More from R. L. Dabney (1820–1898) on Meditation

Time must be allowed in sacred seasons for divine truth to steep the heart with its influence. Our hurry and externality has impoverished our graces. Solitude is essential to the health of the soul. Is not our modern life far too hurried? Surely we are in too much haste to be rich; we are too strange to self-communion; our very education is too stimulating and mercenary; and while we degrade the heavenly minister, science, to material uses, we teach our young men to forget that the true, the beautiful, and the good are in themselves the happy heritage of the soul. The clangor of our industry and the dust and glare of our skill have repelled the heavenly Dove and exhaled the dews of his grace our of our life. How woeful is the waste of our holiness and happiness by this mistake! Let us, then, learn to commune with our own hearts and be still.

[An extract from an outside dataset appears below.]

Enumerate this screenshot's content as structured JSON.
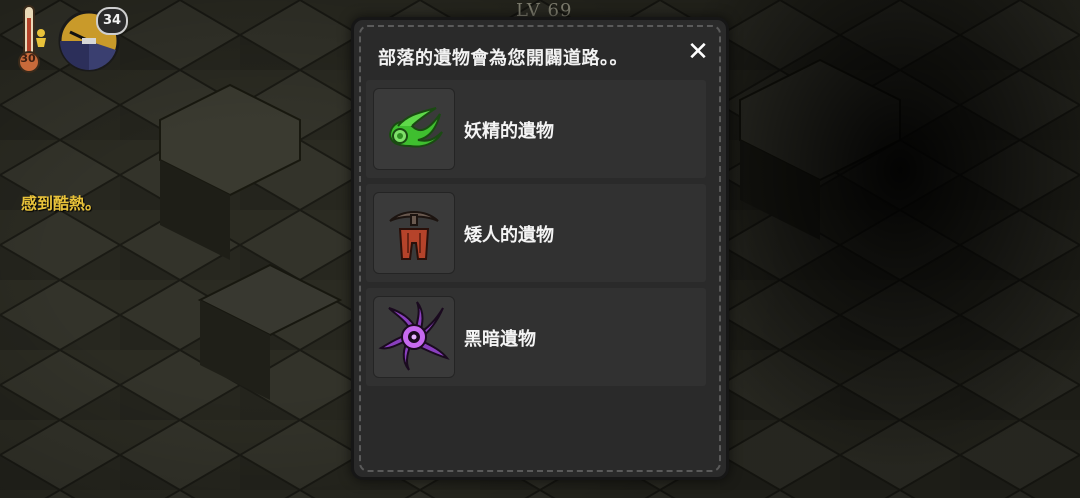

Sacred meditation explains the delight which every true believer takes in prayer and praise. These acts of worship are sweet to him, because they are simple and direct acts of communion with God; because they present his perfections as the immediate objects of adoring thought and love. And the indifference of the major part of men to these exercises shows how shallow and external is their religious life. Unless the acts of direct homage to God are rendered tolerable by the material charms of music, they are regarded as but irksome preludes, detaining men from the sermon (the only part of the service which concerns them), hinderances which they must endure as decently as they may. In these simple ascriptions to God of his known perfections, there is nothing to entertain them, nothing to pique their curiosity, nothing upon which the edge of their acumen can be whetted, nothing of which to prate after they withdraw. Had these men stood where Isaiah was when he heard the Seraphim proclaim, " Holy, holy, holy is the Lord God of hosts; the whole earth is full of his glory," while the temple was filled with smoke, and the solid pillars of its door vibrated with the thunder of their tones, they would only have said in their hearts, "Well, what of that? We knew it before." The triteness of such a doxology would quite have fatigued them!

Yet is praise the occupation of heaven, and its words, if only the heart make melody along with them, are the noblest utterance of the human tongue. If they are level to a child, they are also the highest language of angels.
Robert L. Dabney, “Meditation A Means of Grace,” in Discussions: Evangelical and Theological (Harrisonburg, Virginia: Sprinkle Publications, 1982), 1:653.